2. Ensaio de auto-ubiquização in vitro

  1. Preparação e execução de ensaios
    1. Calcule o volume de cada reagente necessário por reação com base nas molaridades dadas das proteínas e nas concentrações proteicas das soluções proteicas. Por reação de auto-ubiquização, use 100 nM E1, 1 μM E2, 1 μM E3 e 50 μM Ub. Ajuste o volume da reação para 20 μL com ddH2O.
      NOTA: A solução ATP e o buffer de ubiquização foram comprados como soluções de estoque 10x e usados em 1x.
    2. Prepare um esquema de pipetting para todas as reações.

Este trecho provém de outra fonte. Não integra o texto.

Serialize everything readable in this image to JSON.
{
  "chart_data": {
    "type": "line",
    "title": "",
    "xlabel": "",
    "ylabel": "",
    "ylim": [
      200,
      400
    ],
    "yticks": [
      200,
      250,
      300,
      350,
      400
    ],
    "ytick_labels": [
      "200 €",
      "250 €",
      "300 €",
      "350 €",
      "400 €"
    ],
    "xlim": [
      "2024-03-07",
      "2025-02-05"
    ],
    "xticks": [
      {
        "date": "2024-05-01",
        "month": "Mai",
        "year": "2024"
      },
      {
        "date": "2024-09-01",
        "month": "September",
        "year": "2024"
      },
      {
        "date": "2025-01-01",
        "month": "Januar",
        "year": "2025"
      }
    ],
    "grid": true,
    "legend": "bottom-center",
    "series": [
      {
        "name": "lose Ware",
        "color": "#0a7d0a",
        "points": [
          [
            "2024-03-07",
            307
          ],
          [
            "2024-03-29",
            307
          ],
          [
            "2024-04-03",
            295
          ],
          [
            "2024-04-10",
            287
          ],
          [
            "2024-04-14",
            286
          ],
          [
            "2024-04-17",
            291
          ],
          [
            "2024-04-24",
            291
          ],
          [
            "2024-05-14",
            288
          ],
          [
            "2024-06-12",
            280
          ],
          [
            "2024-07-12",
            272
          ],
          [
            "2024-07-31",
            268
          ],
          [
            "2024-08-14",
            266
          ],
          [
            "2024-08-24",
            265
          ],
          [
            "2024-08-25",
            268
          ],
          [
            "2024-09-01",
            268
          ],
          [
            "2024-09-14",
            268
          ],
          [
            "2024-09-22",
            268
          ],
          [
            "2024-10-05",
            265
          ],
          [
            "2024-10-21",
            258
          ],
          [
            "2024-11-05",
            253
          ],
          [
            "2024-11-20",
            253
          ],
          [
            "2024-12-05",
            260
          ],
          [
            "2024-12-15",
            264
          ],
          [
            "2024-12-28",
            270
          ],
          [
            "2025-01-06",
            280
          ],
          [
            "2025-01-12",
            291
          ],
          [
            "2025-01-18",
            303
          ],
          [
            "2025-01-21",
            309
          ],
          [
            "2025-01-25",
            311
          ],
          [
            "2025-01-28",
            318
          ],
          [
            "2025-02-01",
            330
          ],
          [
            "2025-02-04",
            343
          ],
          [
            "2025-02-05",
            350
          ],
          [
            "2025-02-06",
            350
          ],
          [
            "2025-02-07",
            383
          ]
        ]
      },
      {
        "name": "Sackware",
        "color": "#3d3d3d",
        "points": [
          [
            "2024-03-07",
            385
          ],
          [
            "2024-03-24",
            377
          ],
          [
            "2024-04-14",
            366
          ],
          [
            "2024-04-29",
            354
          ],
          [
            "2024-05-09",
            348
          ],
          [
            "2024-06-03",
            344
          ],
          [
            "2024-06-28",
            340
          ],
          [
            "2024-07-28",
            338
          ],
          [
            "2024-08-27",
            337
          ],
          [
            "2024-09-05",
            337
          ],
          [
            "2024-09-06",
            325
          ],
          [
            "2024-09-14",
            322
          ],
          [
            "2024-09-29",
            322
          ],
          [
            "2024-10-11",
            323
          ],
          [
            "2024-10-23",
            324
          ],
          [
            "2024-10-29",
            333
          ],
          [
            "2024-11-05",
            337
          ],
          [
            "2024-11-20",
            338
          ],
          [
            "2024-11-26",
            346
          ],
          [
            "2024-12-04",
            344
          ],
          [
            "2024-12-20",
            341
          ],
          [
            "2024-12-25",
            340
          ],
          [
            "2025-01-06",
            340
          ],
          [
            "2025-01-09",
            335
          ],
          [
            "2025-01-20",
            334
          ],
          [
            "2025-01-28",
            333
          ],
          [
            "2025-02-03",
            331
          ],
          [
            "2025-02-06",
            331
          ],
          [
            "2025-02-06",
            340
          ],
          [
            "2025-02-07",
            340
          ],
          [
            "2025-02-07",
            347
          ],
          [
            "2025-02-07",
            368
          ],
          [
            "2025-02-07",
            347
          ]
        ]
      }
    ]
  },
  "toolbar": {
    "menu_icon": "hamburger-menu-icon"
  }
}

Teste nove enzimas E2 diferentes para sua capacidade de funcionar (I) com CHIP, (II) com um mutante CHIP (H260Q) catalíticomente inativo, e (III) sem CHIP em reações individuais de ubiquização.

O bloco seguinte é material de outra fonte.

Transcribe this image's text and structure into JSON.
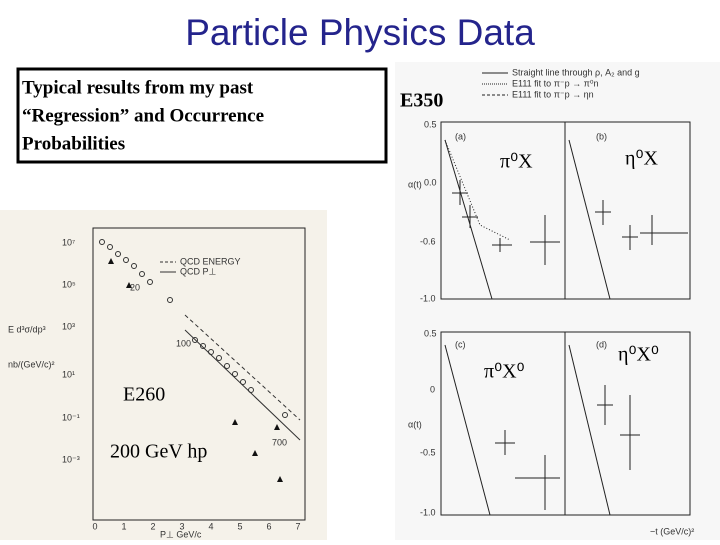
{
  "title": "Particle Physics Data",
  "textbox": {
    "lines": [
      "Typical results from my past",
      "“Regression” and Occurrence",
      "Probabilities"
    ]
  },
  "left_plot": {
    "experiment": "E260",
    "beam": "200 GeV hp",
    "y_ticks": [
      "10⁷",
      "10⁵",
      "10³",
      "10¹",
      "10⁻¹",
      "10⁻³"
    ],
    "x_ticks": [
      "0",
      "1",
      "2",
      "3",
      "4",
      "5",
      "6",
      "7"
    ],
    "x_label": "P⊥  GeV/c",
    "y_label_top": "E d³σ/dp³",
    "y_label_bottom": "nb/(GeV/c)²",
    "legend": [
      "QCD ENERGY",
      "QCD P⊥"
    ],
    "annotations": [
      "20",
      "100",
      "700"
    ]
  },
  "right_plot": {
    "experiment": "E350",
    "legend": [
      "Straight line through ρ, A₂ and g",
      "E111 fit to π⁻p → π⁰n",
      "E111 fit to π⁻p → ηn"
    ],
    "panels": [
      {
        "tag": "(a)",
        "label": "π⁰X"
      },
      {
        "tag": "(b)",
        "label": "η⁰X"
      },
      {
        "tag": "(c)",
        "label": "π⁰X⁰"
      },
      {
        "tag": "(d)",
        "label": "η⁰X⁰"
      }
    ],
    "y_ticks_top": [
      "0.5",
      "0.0",
      "-0.6",
      "-1.0"
    ],
    "y_ticks_bottom": [
      "0.5",
      "0",
      "-0.5",
      "-1.0"
    ],
    "y_label": "α(t)",
    "x_label": "−t (GeV/c)²"
  }
}
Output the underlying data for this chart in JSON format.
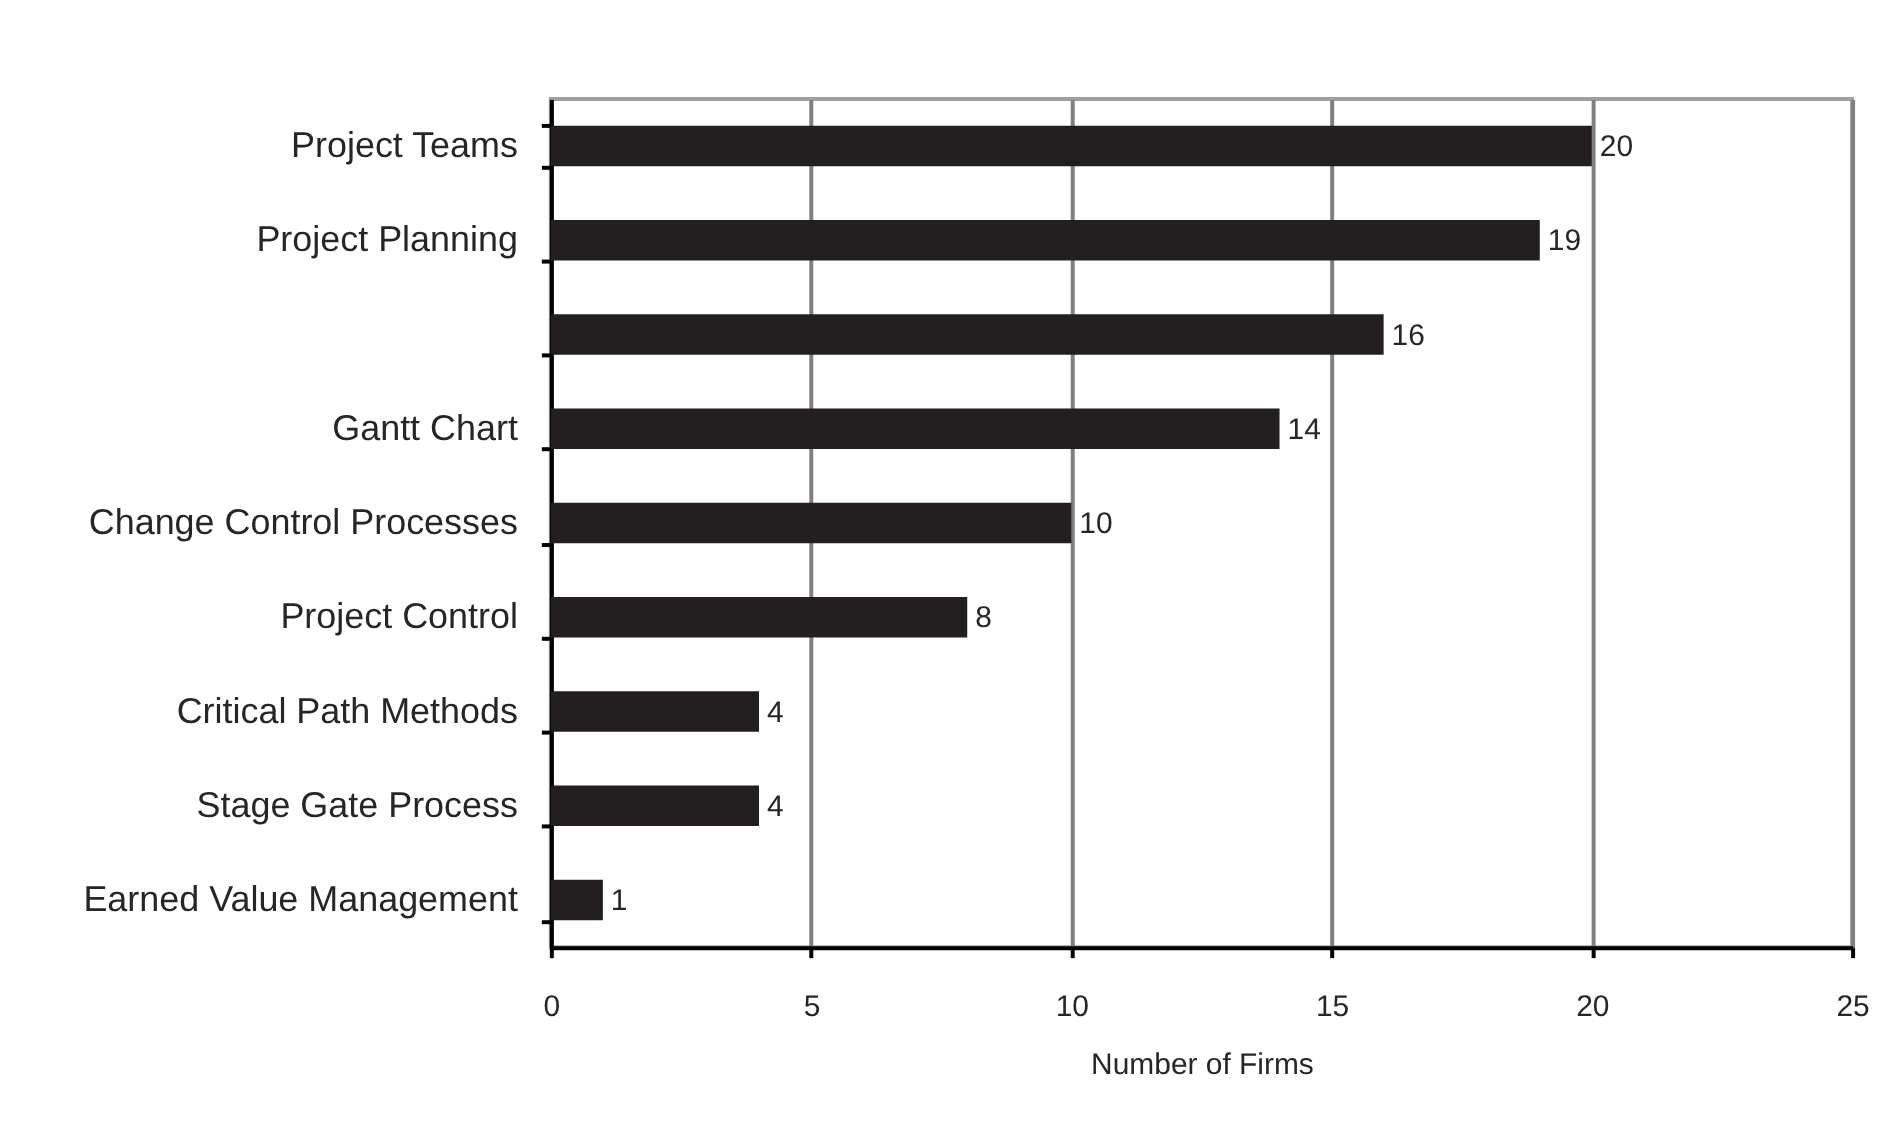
{
  "chart_data": {
    "type": "bar",
    "orientation": "horizontal",
    "categories": [
      "Project Teams",
      "Project Planning",
      null,
      "Gantt Chart",
      "Change Control Processes",
      "Project Control",
      "Critical Path Methods",
      "Stage Gate Process",
      "Earned Value Management"
    ],
    "values": [
      20,
      19,
      16,
      14,
      10,
      8,
      4,
      4,
      1
    ],
    "color": "#231f20",
    "xlabel": "Number of Firms",
    "xlim": [
      0,
      25
    ],
    "xticks": [
      0,
      5,
      10,
      15,
      20,
      25
    ],
    "grid": "x",
    "data_labels": true
  }
}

    3. Para evitar erros de pipetação, prepare uma mistura mestre no gelo que contenha o volume necessário para todas as reações mais uma reação extra. Calcule a quantidade de mistura mestre necessária por reação.
      NOTA: Os componentes do mix mestre são reagentes igualmente necessários para cada reação, ou seja,., E1, E3, Ub, ATP e tampão de ubiquização.

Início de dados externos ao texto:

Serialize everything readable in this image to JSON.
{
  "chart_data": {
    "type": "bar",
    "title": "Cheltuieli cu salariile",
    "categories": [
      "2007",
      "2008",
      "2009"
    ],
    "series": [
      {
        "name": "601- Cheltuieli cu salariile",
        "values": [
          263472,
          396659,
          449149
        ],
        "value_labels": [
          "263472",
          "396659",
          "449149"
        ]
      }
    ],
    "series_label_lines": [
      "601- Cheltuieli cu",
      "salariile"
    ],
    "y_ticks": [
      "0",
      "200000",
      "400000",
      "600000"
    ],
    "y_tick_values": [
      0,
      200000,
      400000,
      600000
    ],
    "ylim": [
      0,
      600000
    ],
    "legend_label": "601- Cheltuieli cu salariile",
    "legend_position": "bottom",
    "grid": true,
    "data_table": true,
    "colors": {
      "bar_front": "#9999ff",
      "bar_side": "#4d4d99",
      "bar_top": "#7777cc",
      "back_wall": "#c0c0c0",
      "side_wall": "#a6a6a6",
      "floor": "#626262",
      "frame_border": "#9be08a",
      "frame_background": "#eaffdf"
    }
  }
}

    4. Adicione ddH2O e misture mestremente aos tubos de reação de corrente de polimerase (PCR). Mantenha os tubos no gelo.
    5. Antes de iniciar as reações de ubiquização adicionando as enzimas E2, configure um ciclo de calor PCR com o seguinte programa: 2 h, 37 °C seguido de 4 °C, infinitamente.
    6. Adicione 1 μM das enzimas E2 nos respectivos tubos e incubar as amostras no ciclo térmico PCR pelo período de tempo indicado.
    7. Depois de 2h, adicione o buffer de amostra SDS a cada reação e misture por pipetação para cima e para baixo várias vezes.
      NOTA: O volume necessário do buffer amostral depende da concentração de estoque do buffer amostral. Aqui, 20 μL de tampão amostra de SDS 2x foram adicionados a cada reação.
    8. Ferva as amostras imediatamente a 95 °C por 5 min, e continue com eletroforese de gel de poliacrilamida (PAGE). Armazene as proteínas desnaturadas a -20 °C.
  2. Eletroforese de gel e mancha ocidental
    1. Após o descongelamento, gire as amostras por aproximadamente 10 s e carregue o gel SDS-PAGE. Use uma escada de proteína como referência de tamanho.
      NOTA: Aqui, foram utilizados 4-12% géis gradientes Bis-Tris e 3 μL de escada proteica. Divida os volumes amostrais e carregue dois géis igualmente usando 20 μL de cada amostra.
    2. Execute o gel em 160-200 V por aproximadamente 30-45 min para que a frente da amostra atinja a parte inferior do gel.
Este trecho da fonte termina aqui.